A celebratory BYCU today: My tweaked TDE format appears to be paying off. Average daily visitors this week have exceeded 600. Traditionally, about 400 people come through (run through, accidentally click on site then swear "Catholic Fascist!" then log off, etc.). This week has seen a 50% uptick, with no discernible reason (my stat counter shows me where people are coming from, and no site is driving an inordinate amount of traffic here, like the time ESPN linked to TDE). I wish my content had been better this week, but it couldn't be helped.
I appreciate the support. This weekend, I'll hoist a beer for every visitor that comes today! After the first six, I may just lift the bottle, then put it back down, but I will hoist it.
Odd Beer Names
Old Speckled Hen, Shaftebury 420 Brilliant Lager, Hell for Certain. Those are three of the ten odd beer names, with nice bottle pics, that you can find here. The people who put it together have a juvenile sense of humor, but it's still worth checking out. "Moose drool" is my favorite. It reminds of that old joke: What's the difference between Virginia and West Virginia? In Virginia, Moosehead is a beer. In West Virginia, it's a misdemeanor (long-worn TDE readers realize I just posted my first truly dirty joke in five years, but I couldn't resist; it's been a long week).
The Other Brewed Beverage
I detest coffee: I hate the smell, I hate the taste. Thing is, it's one of those drinks I wish I enjoyed. I think a coffee mug looks cool, a lot of cool people drink coffee, I like caffeine buzzes, and I'm told it's good for hangover. Plus, the universal joy-killers have been trying to tear down coffee for thirty years by pointing out its supposed adverse health affects, with little or no effect (as a professor once commented to my class, "Coffee is so much fun to drink, it must be bad for you, but they can't figure out why"). Unfortunately, I just can't choke the stuff down, despite coming from a family of coffee drinkers.

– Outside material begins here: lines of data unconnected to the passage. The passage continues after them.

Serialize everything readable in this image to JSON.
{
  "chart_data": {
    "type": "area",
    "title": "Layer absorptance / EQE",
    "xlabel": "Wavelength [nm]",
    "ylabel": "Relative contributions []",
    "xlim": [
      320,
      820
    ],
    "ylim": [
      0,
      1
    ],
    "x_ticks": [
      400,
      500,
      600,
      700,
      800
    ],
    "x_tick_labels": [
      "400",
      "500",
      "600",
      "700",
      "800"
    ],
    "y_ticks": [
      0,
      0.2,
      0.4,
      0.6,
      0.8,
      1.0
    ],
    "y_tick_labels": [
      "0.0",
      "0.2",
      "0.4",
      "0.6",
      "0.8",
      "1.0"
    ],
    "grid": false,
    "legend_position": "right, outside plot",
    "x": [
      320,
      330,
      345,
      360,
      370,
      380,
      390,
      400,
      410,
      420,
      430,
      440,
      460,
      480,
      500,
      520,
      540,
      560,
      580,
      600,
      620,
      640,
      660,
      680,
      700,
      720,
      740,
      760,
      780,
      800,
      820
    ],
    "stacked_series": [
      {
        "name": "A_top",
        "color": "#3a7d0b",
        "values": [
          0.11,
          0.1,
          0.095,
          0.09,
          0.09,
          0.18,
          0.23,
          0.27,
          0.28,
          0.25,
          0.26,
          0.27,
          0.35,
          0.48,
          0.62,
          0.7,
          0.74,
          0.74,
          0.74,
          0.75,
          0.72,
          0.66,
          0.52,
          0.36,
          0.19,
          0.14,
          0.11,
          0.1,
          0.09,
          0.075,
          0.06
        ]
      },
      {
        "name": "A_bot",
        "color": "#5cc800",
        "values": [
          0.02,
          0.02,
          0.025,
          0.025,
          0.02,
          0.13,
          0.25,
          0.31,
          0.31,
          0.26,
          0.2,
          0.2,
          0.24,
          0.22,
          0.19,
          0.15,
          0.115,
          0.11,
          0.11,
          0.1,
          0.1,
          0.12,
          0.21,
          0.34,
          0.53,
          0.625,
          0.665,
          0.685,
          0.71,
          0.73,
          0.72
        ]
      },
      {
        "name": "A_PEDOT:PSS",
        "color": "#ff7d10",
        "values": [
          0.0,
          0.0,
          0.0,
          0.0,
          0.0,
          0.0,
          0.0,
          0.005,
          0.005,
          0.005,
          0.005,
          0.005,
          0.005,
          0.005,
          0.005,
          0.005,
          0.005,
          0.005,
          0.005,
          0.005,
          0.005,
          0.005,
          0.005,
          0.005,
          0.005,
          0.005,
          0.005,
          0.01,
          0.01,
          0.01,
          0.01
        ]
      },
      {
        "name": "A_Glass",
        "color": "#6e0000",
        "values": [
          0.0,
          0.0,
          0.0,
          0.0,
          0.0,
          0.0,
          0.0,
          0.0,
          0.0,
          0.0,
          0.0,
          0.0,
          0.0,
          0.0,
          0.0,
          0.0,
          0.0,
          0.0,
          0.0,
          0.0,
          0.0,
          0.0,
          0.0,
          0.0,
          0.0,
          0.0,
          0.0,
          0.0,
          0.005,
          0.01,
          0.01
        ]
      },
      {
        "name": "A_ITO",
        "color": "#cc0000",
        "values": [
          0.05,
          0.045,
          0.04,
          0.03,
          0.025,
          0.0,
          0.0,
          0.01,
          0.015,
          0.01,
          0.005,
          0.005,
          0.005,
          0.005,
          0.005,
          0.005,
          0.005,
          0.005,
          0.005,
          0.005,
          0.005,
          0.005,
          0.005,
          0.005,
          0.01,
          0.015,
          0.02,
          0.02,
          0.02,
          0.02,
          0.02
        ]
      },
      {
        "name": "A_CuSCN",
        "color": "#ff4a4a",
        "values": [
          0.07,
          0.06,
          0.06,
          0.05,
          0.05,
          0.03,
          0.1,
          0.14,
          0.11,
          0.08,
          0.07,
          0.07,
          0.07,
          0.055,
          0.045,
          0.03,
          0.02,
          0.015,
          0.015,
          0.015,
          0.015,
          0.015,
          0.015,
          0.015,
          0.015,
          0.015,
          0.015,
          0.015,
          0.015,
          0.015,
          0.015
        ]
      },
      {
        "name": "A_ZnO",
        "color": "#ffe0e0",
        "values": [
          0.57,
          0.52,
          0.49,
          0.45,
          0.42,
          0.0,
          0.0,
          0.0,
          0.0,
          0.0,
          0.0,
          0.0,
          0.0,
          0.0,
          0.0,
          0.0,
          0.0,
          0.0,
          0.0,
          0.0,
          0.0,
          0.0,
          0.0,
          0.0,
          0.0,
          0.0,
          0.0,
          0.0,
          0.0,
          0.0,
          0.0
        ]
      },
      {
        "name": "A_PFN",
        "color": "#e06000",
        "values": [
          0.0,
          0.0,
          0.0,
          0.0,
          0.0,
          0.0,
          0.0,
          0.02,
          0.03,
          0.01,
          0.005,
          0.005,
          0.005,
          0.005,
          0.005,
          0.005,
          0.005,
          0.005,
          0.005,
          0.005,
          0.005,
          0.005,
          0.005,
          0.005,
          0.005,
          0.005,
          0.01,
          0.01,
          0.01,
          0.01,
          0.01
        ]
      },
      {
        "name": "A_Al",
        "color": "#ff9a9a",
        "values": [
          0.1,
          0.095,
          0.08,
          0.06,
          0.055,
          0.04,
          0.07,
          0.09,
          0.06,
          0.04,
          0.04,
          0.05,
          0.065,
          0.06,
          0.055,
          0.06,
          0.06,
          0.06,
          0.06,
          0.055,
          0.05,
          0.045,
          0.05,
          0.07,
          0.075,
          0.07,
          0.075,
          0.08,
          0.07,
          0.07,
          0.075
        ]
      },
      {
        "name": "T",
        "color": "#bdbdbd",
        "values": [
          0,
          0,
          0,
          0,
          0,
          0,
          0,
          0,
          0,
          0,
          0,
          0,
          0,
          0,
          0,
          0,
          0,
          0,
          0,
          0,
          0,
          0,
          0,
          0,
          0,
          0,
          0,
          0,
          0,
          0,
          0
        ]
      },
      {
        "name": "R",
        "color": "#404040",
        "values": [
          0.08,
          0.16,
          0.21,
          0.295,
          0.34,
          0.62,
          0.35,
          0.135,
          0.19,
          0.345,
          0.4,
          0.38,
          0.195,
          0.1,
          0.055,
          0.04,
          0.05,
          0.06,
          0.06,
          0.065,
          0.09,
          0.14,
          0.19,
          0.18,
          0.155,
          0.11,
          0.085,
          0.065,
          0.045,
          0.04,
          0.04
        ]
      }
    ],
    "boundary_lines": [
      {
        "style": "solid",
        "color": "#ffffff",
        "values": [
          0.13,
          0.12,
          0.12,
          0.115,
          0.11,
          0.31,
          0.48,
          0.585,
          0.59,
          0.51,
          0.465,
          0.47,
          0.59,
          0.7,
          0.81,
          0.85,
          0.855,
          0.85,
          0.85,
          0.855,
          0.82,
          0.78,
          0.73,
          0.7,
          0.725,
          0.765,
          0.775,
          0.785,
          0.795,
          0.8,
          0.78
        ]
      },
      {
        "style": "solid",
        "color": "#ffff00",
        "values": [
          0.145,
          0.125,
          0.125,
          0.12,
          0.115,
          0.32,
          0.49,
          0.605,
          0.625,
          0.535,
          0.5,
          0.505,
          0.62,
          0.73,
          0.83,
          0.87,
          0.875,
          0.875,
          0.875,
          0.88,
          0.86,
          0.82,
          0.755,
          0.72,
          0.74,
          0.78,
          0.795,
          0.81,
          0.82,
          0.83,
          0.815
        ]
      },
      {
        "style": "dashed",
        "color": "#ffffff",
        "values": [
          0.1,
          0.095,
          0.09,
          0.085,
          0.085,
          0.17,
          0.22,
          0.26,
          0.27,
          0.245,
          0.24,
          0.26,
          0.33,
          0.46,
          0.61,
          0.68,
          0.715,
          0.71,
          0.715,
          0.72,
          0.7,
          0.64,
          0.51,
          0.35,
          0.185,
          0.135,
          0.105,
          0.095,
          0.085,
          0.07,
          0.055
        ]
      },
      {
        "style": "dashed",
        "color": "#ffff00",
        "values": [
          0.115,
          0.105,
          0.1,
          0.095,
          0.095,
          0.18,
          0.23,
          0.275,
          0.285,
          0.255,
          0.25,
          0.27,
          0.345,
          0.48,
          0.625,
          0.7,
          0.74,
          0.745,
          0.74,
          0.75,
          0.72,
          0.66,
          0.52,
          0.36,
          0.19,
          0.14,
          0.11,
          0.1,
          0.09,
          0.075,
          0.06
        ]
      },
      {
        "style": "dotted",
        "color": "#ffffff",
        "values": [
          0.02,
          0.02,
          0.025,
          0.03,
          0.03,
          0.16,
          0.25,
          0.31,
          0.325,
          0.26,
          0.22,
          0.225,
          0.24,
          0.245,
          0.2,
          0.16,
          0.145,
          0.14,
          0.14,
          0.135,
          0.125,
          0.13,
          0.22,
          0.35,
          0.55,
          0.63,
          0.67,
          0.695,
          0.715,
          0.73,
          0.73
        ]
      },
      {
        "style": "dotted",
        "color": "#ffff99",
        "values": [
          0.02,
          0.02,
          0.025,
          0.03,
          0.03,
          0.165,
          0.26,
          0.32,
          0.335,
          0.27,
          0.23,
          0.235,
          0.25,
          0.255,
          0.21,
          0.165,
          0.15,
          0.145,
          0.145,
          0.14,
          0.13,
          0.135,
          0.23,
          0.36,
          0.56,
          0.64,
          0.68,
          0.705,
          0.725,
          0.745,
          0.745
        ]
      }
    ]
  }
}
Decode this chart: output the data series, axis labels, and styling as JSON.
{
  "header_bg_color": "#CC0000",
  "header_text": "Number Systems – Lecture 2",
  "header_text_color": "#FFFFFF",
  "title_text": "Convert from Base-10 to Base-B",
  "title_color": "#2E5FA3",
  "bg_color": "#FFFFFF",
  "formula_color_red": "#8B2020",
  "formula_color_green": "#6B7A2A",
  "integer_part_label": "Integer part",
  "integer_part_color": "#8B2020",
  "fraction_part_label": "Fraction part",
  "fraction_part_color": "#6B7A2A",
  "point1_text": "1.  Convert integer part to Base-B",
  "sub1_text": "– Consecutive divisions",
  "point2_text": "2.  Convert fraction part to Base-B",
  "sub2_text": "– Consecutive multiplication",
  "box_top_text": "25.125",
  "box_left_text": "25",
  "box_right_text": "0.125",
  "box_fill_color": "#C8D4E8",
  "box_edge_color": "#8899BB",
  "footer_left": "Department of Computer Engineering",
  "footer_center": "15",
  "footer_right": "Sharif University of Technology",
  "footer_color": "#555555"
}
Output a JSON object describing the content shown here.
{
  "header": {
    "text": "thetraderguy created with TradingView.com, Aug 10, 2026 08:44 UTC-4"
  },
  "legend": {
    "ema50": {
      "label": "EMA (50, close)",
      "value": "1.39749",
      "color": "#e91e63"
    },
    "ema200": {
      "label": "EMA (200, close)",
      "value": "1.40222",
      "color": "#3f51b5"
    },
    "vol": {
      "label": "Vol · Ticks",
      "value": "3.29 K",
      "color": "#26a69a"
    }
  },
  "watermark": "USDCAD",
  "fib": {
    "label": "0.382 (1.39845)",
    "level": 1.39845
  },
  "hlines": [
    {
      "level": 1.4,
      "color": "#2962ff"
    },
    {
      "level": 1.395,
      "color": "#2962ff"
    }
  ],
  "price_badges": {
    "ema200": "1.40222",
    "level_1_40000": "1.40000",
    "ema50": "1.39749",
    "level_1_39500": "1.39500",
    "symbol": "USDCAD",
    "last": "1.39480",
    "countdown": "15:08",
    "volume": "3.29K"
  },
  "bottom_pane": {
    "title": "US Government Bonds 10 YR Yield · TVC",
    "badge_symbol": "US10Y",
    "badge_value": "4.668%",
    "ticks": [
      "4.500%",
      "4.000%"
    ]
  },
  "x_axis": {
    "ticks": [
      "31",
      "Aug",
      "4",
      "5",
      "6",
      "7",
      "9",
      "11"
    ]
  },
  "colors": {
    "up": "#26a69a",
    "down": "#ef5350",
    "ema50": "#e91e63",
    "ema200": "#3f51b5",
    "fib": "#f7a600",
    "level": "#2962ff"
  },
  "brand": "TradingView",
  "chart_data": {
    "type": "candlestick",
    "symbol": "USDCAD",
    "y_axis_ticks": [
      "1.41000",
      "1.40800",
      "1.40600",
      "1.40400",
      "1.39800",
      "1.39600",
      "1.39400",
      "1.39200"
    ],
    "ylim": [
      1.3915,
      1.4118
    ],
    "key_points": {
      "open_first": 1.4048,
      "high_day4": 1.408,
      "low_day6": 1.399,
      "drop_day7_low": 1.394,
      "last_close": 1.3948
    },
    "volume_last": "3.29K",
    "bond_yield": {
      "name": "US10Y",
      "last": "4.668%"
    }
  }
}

Anywaaaay, this story about McDonald's caught my eye: McDonald's Corp. on Tuesday began a more than $100 million marketing campaign including TV, radio, print, online and outdoor ads for its McCafe line of espresso drinks. The drinks are now being rolled out to the chain's 14,000 U.S. locations. I've worked with quite a few McDonald's franchisees (thanks to a friendly referral source from Detroit). I smirk when I see stories like this because they don't reflect the huge cost McDonald's imposes on its franchisees as part of this roll out. McDonald's HQ will (if the franchise agreement works as normal) pay for the marketing campaign, but each restaurant franchisee had to pay the huge cost to put in the espresso machines and related equipment . . . and they would have been required to use a particular type of machine and related equipment . . . and the particular type is usually the very expensive type. Typically, big franchisors like McDonald's are about as cost conscious in such matters as a drunken military commander with an unsupervised budget building his own personal latrine.
Light Up
I also hate cigarettes. I've tried them twice, and both times I thought I would die. I also hate cigarette smoke, and I still harbor resentment from my days as a stock boy at K-Mart and my quotidian job of sweeping up scores of cigarette butts from the sidewalk (cigarette smokers, especially back in the 1980s, tended to think "just one butt" isn't really littering). The only thing I like about cigarettes: The stale cigarette smoke smell, as long as it's not in my house (I think the smell reminds me of frequenting bars in the late afternoon before they get busy, one of my favorite past times over the past 25 years). I've also enjoyed hearing my smoker brother telling my nieces and nephews (after they accost him with, "Smoking's bad. Why do you smoke?), "I smoke because it makes me look cool." For those of us who grew up with "Smoking isn't cool" propaganda in the 1970s and 1980s, it's hilarious.
Anywaaaay, even though I hate smoking, I hate the anti-smoking laws even more. I don't hate laws that prohibit smoking in public buildings. I think that's a judgment call that a local governing body can make. But I hate laws that prohibit smoking in privately-owned establishments that are open to the public. It's an unsettling intrusion into ownership rights. What's next, you wanna regulate the menu? Oh wait, that has already started, too. How about telling me who I can and cannot admit into the restaurant? Oops, that started in 1964. Maybe the State just wants to come in and become business partners in our biggest corporations? Ooops again!
Given my intense dislike of every State intrusion into property rights, I applaud this dude: A local bar owner who lit a cigarette Monday inside the Erie County Health Department to prove the state's smoking ban lacks clarity got a clear message from health officials.